I've bugged Matt Mahoney on Quora enough to make him send me here. I'm not exactly
a compression guy, more AI person, so please, forgive me some illiteracy.
Some compression and AI foundations intersect though, and I have some basic questions,
if you guys willing to help me out. I'll try to keep the message/question concise.
Both compression and AI are looking for repetitive patterns for slightly different purposes [simplified].
Matt gave me an example of BANANA sequence with repetitive "NA" pattern, which could be exploited.
I enhanced the BANANA by breaking "NA" with random symbols, like "BANcANdA". Now, there are
no easily discoverable continuous patterns-substrings, but still discoverable subsequences
"N*A", with * being a wildcard, which might be exploited.
Obviously, on mutated but very short BANANA level, those subsequences only make compression worse,
because of handling logistics. On the long texts it might make sense.
Another example is a string like "a--b++c--d++e ", which is compressed to "aAbBcAdBe" with 2 entries dictionary "—" = A and "++" = B.
Now compressing that string again with 1 entry dictionary "A*B" = C (* is a wildcard) we can get:
a) aCbcCde (13 symbols --> 7 symbols) losslessy
b) CC (13 symbols --> 2 symbols) lossy
The number of possible combinations-patterns of length M made from N possible symbols is N^M.

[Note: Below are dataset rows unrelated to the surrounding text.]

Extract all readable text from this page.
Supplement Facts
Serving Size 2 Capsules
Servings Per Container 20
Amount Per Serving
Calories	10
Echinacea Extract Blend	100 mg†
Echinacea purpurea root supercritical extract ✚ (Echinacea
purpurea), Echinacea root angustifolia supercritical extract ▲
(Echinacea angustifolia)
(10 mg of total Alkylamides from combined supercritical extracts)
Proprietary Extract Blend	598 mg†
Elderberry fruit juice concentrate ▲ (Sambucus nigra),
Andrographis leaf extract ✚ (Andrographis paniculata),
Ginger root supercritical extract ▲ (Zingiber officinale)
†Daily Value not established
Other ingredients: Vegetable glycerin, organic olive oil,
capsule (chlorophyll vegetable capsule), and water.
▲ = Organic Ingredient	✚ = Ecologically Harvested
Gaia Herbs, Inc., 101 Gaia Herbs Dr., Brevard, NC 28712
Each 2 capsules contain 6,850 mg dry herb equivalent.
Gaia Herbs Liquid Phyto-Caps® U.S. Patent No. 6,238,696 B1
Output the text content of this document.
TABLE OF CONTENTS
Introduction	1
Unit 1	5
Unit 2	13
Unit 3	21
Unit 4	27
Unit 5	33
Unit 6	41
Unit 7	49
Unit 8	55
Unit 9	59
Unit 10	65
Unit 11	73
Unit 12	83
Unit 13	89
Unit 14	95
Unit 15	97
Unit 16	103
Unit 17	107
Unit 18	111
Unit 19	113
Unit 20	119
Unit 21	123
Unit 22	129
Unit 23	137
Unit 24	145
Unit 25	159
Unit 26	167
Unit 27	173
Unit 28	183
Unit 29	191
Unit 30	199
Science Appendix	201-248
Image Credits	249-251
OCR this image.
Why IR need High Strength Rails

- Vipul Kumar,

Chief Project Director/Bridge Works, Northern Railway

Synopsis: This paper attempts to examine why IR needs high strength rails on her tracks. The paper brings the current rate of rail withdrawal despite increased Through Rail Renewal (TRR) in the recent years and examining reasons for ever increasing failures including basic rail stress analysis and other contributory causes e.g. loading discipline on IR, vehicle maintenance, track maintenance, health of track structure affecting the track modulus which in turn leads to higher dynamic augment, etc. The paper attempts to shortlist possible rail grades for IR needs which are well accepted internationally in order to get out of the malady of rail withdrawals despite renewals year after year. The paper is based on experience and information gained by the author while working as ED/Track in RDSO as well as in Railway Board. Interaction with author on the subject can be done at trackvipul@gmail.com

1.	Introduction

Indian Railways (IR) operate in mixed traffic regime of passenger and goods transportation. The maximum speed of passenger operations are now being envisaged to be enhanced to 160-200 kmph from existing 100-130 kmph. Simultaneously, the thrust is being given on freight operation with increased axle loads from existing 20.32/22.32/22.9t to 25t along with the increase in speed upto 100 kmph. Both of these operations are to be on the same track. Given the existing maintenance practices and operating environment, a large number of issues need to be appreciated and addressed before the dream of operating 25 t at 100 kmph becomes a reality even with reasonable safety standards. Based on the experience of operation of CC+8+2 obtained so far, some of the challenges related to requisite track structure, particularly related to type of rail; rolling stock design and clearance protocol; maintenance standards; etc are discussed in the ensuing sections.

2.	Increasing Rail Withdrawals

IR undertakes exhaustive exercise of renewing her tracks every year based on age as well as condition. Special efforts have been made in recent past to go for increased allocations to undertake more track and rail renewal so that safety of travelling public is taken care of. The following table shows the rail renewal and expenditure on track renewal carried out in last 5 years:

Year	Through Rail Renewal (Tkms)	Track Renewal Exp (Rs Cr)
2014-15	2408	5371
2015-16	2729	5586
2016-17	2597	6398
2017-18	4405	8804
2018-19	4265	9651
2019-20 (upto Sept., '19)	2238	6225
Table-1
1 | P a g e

A wild card introduction might be treated as extra symbol "*" and number of possible patterns
becomes (N + 1) ^ M, which grows faster then N^M.
The task of mining for "wildcarded" patterns is close to Multiple Longest Common Subsequences (MLCS) search.
I'm experimenting with "probabilistic MLCS miner", which processes an arbitrary texts corpora for MCS (cannot claim longest).
Here are some results:
It sure makes no sense in practical compression, because it takes days to mine and approach is explicitly corpus specific.
There are unexpected useful consequences from theoretical and AI viewpoint though, which is of interest I can get into later.
Now comes the first question: are there compression methods based on search of MCS-like patterns?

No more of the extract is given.